Signed-off-by: Michal Privoznik <mprivozn@xxxxxxxxxx>
---
 daemon/99-libvirt.rules | 12 ++++++++++++
 daemon/Makefile.am      | 22 +++++++++++++++++++---
 m4/virt-udev.m4         | 26 ++++++++++++++++++++++++++
 src/Makefile.am         |  4 ++++
 4 files changed, 61 insertions(+), 3 deletions(-)

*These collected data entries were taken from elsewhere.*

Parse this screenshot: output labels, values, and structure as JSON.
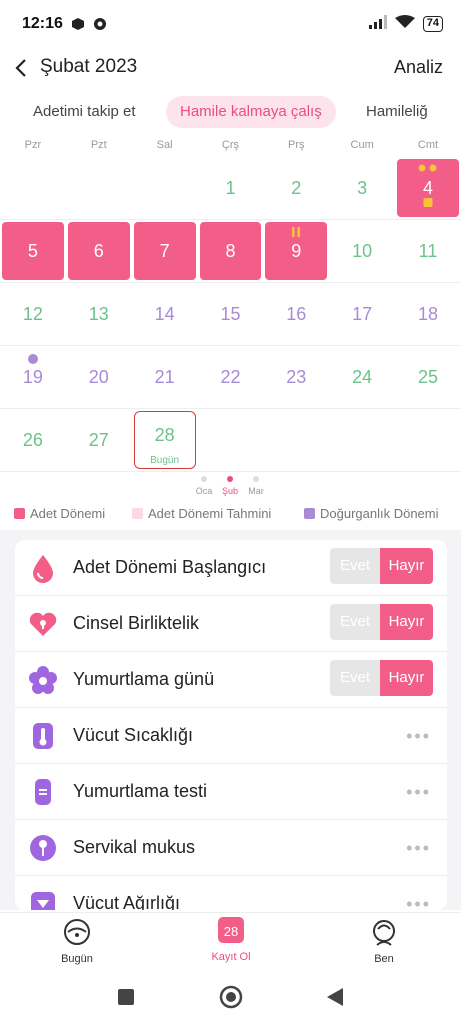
{
  "status_bar": {
    "time": "12:16",
    "battery": "74"
  },
  "header": {
    "title": "Şubat 2023",
    "action": "Analiz"
  },
  "tabs": [
    {
      "label": "Adetimi takip et"
    },
    {
      "label": "Hamile kalmaya çalış"
    },
    {
      "label": "Hamileliğ"
    }
  ],
  "weekdays": [
    "Pzr",
    "Pzt",
    "Sal",
    "Çrş",
    "Prş",
    "Cum",
    "Cmt"
  ],
  "calendar": {
    "w1": [
      "1",
      "2",
      "3",
      "4"
    ],
    "w2": [
      "5",
      "6",
      "7",
      "8",
      "9",
      "10",
      "11"
    ],
    "w3": [
      "12",
      "13",
      "14",
      "15",
      "16",
      "17",
      "18"
    ],
    "w4": [
      "19",
      "20",
      "21",
      "22",
      "23",
      "24",
      "25"
    ],
    "w5": [
      "26",
      "27",
      "28"
    ],
    "today_label": "Bugün"
  },
  "months": [
    "Oca",
    "Şub",
    "Mar"
  ],
  "legend": [
    "Adet Dönemi",
    "Adet Dönemi Tahmini",
    "Doğurganlık Dönemi"
  ],
  "colors": {
    "period": "#f25e88",
    "predicted": "#fbd9e3",
    "fertile": "#a98ad6",
    "green": "#6cc28b"
  },
  "records": [
    {
      "label": "Adet Dönemi Başlangıcı",
      "icon": "drop-icon",
      "yes": "Evet",
      "no": "Hayır"
    },
    {
      "label": "Cinsel Birliktelik",
      "icon": "heart-lock-icon",
      "yes": "Evet",
      "no": "Hayır"
    },
    {
      "label": "Yumurtlama günü",
      "icon": "flower-icon",
      "yes": "Evet",
      "no": "Hayır"
    },
    {
      "label": "Vücut Sıcaklığı",
      "icon": "thermometer-icon"
    },
    {
      "label": "Yumurtlama testi",
      "icon": "test-strip-icon"
    },
    {
      "label": "Servikal mukus",
      "icon": "mucus-icon"
    },
    {
      "label": "Vücut Ağırlığı",
      "icon": "scale-icon"
    }
  ],
  "bottom_nav": [
    {
      "label": "Bugün",
      "icon": "today-icon"
    },
    {
      "label": "Kayıt Ol",
      "icon": "calendar-28-icon",
      "badge": "28"
    },
    {
      "label": "Ben",
      "icon": "profile-icon"
    }
  ]
}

 create mode 100644 daemon/99-libvirt.rules

diff --git a/daemon/99-libvirt.rules b/daemon/99-libvirt.rules
new file mode 100644
index 0000000..f4d4623
--- /dev/null
+++ b/daemon/99-libvirt.rules
@@ -0,0 +1,12 @@
+# Copyright (C) 2016 Red Hat, Inc. All rights reserved.
+#
+# This file is part of libvirt.
+
+#
+# The udevhelper binary reports:
+#   UID GID SELINUX
+#
+ACTION!="add|change", GOTO="libvirt_end"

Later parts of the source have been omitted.